Week 1 maps the ADV-101 CVE-to-Tool methodology onto the LLM-era target. You produce the two-page mapping table that anchors the rest of the course and sets your expectations.
Reading
- Re-read ADV-101 Module 1 (CVE-to-Tool methodology) from your cohort archive.
- Stuttard and Pinto, WAHH, Chapter 8 intro (SSTI overview). Roughly fifteen pages.
- OWASP LLM Top 10 (current release), the LLM01 entry. Free.
- Skim the public page for ADV-102 at vca-adv-102.html.
Lecture
Roughly three hours across two sessions. Key arc:
- ADV-101 in one slide: classical CVE, full reproduction, defensible tool, coordinated-disclosure report. ADV-102 mirrors the shape.
- Why LangChain plus CVE-2025-65106 is the right anchor for the LLM era.
- What changed from ADV-101 to ADV-102. Different attack surface, same methodology.
- The two-page mapping-table format. Cohort archive examples on the projector.
- Forward pointer to Module 2: the LangChain architecture trace.
Lab pack
Lab Pack 1 produces the ADV-101 to ADV-102 mapping table. See Lab Pack 1.
Tools you will use
- Your existing ADV-101 cohort archive for the mapping-table template.
- A diagramming tool of your choice (the academy ships an ASCII template).
OWASP LLM and ASI anchor
CVE-2025-65106 is an instance of LLM01 Prompt Injection in the specific sense that the injection reaches a template renderer, not the model.

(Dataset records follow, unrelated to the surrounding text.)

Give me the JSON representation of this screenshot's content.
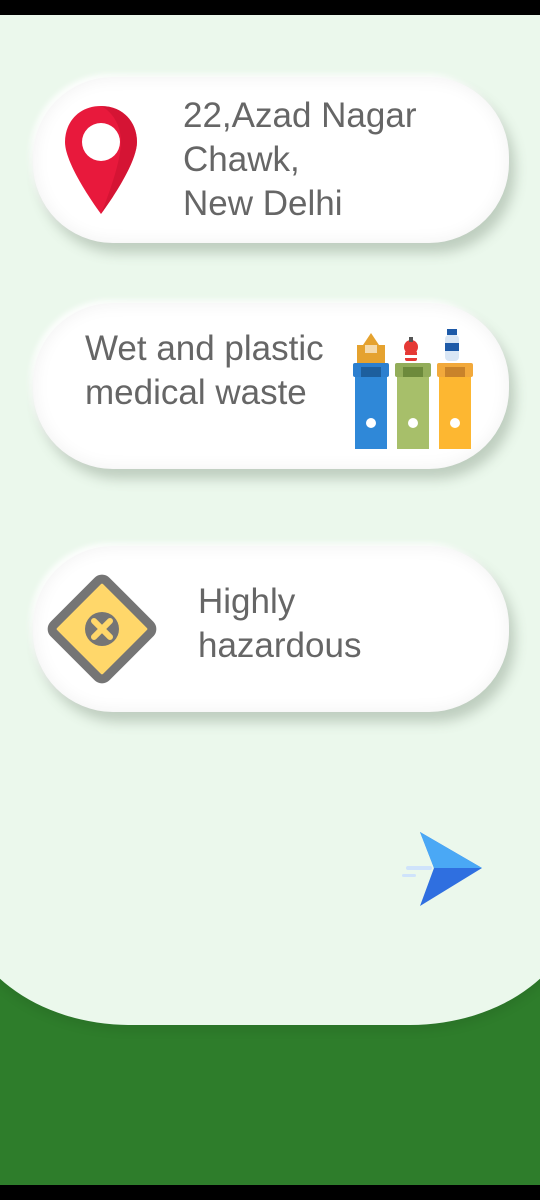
{
  "cards": {
    "location": {
      "lines": [
        "22,Azad Nagar",
        "Chawk,",
        "New Delhi"
      ],
      "icon": "location-pin-icon"
    },
    "waste_type": {
      "lines": [
        "Wet and plastic",
        "medical waste"
      ],
      "icon": "recycle-bins-icon"
    },
    "hazard_level": {
      "lines": [
        "Highly",
        "hazardous"
      ],
      "icon": "hazard-sign-icon"
    }
  },
  "actions": {
    "send_icon": "send-icon"
  },
  "colors": {
    "panel_background": "#ebf8ec",
    "footer_green": "#2e7d2b",
    "card_text": "#666666",
    "pin_red": "#e8193c",
    "send_blue": "#2f6fe0"
  }
}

The mapping table you produce this week makes that classification explicit.
Reflection prompts
- Name three structural similarities between an ADV-101 classical CVE and CVE-2025-65106.
- Name three structural differences.
- If you had to pick a different LLM-era CVE as the course anchor, which would you pick and why?
What is next
Module 2 opens the LangChain architecture. You stop talking about the CVE and start reading the framework code that hosts it.